The task of leadership is not to put greatness into people, but to elicit it, for the greatness is there already.
Developing, coaching, and mentoring are my passion—investing in others has brought more satisfaction than any individual accomplishment. So it would seem the time and energy spent helping others to succeed is returned two-fold in contentment. That is what likely inspired my mentors to make an impact early in my career.
While I don't consider myself a "writer," I do consider myself a coach, mentor, someone who is willing to help others build a brighter career. I have been presenting professional development seminars for many years, both as a job requirement, but more importantly, as a personal passion.
From 2003 to 2012 I shared techniques of military writing, in every forum imaginable. Whether presenting in a base theater, a conference center, or via my laptop in a hotel room in Okinawa, Japan, developing people is what makes me go.
The genesis of this book's material was initially shared with small groups. Through the years, audiences grew from dozens to over 500 at a time. During the last two years, the seminars reached out to thousands. Like a light switch, time and again, people attending the seminar said, “I get it."
This system not only has the potential to revolutionize how we approach bullets, but also our entire merit based system. In January 2012 the Air Force, recognized the force-wide value and inculcated the concepts into the SNCOA and SOS curricula. At the time of publication over 11,000 students received this information through the course curriculum.
“I wholeheartedly recommend the principles outlined in this book. Our education institutions incorporated these principles into curriculum for more than 5,000 Company Grade and Senior Non-Commissioned Officers annually.
There are three main reasons why each leader should embrace these techniques. First, the writer is forced to ensure each bullet meets a set standard. Second, it creates consistency and structure within the Air Force. By applying these sound principles, leaders will assist with the evolution of our performance evaluation system, awards boards, and even promotion boards by creating a systematic approach to bullet writing to remove ambiguity within each process. And third, these techniques add credibility to our system. Each bullet will now have merit. Therefore, every board member can easily assign a point value to each bullet and be able to support the overall rating to fellow board members. No longer will there be an ambiguous guess at how a board member arrived at their rating. Each time I use these techniques on boards, it helped identify the most deserving person.”
—Mark Bennett, CMSgt, USAF
The most distinctive part is that these techniques do not teach through conventional methods. These principals teach from the opposite point of view, from the evaluation side for clear understanding.
I have observed thousands struggling to compose, articulate, and formulate statements for recognition packages and performance appraisals. People who spent countless hours in frustration because they were writing in vain, knowing that someone higher up would bleed the draft in red ink and send it back for rework with the document looking nothing like the original. This frustration is still prevalent today.
I simply cannot say it more clearly—“The struggle to write comes to an end!” The countless hours of rewriting bullets stops here.
“When I was at base level, I supervised military and civilian staff members. I struggled to write the type of performance and award bullets this book teaches. If I had received instruction of this caliber earlier in my career, my packages would have been stronger and my staff properly recognized. The techniques taught in this book should be included in the curriculum for all supervisory training programs.”

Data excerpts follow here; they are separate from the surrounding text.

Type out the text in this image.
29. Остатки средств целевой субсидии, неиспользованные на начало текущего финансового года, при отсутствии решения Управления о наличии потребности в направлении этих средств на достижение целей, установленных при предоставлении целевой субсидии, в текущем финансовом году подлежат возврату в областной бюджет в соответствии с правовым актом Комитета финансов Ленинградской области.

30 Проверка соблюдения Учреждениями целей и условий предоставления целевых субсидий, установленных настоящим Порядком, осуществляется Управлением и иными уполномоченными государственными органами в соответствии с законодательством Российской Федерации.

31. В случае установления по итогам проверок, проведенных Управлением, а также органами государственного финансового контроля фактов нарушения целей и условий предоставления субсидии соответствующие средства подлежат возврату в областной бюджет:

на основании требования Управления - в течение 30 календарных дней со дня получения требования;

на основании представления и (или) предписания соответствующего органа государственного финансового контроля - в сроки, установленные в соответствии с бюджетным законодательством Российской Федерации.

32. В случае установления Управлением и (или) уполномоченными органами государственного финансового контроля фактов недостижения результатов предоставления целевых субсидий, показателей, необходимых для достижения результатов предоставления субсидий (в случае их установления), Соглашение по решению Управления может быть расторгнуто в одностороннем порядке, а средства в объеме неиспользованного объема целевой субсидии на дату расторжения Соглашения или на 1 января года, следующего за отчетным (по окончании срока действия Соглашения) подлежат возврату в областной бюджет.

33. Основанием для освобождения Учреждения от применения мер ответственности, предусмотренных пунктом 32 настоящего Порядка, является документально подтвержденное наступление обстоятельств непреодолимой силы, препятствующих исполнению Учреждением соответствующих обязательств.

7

Chief, Air Force Materiel Command
Voluntary Education Program, retired
Those who learn this method, whether they have been a supervisor for two or 22 years, express how beneficial it would have been if the techniques were accessible much earlier in their career. Some were adamantly upset because they struggled for so long.
“Since learning this process I’ve authored 2 Major Command, 8 Numbered Air Force and over 100 Wing and Group level awards. I believe wholeheartedly I’m a better writer because I was exposed to this process. I still use the training slides given to me by Eric to mentor the men and women in my squadron. All I’ve received is positive feedback on how the process has helped make them better writers. I’m thankful I’m able to share this standard with the folks in my Wing.”
Chief Master Sergeant, USAF
All supervisors incur a responsibility for counseling, conducting feedback, and documenting performance. The techniques taught in this book directly apply to all of these applications.
The Magic of Bullet Writing saves time by reducing edit and review work by half or more. Productivity increases because backlogged reports are transferred off your desk. Nevertheless, there is more! It also makes your employees more productive because they'll compose reports correctly the first time. The vicious cycle of reports going back and forth ends.
Throughout a long career, you tend to learn a trick or two. At times, a mentor or supervisor shares tricks of the trade. Regrettably, we often learn from the school of hard knocks. Fortunately, every once in a while, a bit of luck comes your way.
Whether you are an accomplished writer or a novice, you will see the merit in the approach. This book does not teach how to write a bullet. It teaches how to write a powerful bullet. It unlocks a secret that has benefited thousands. Now I trust that it will benefit you.
As you begin, I would like to point out a unique aspect of the book. Brown Bag Notes are in each chapter. These provide a useful setup to facilitate mentoring sessions.
I am grateful for contributing to a system that has enlightened so many and provided such a return on investment. Please enjoy the book in its entirety.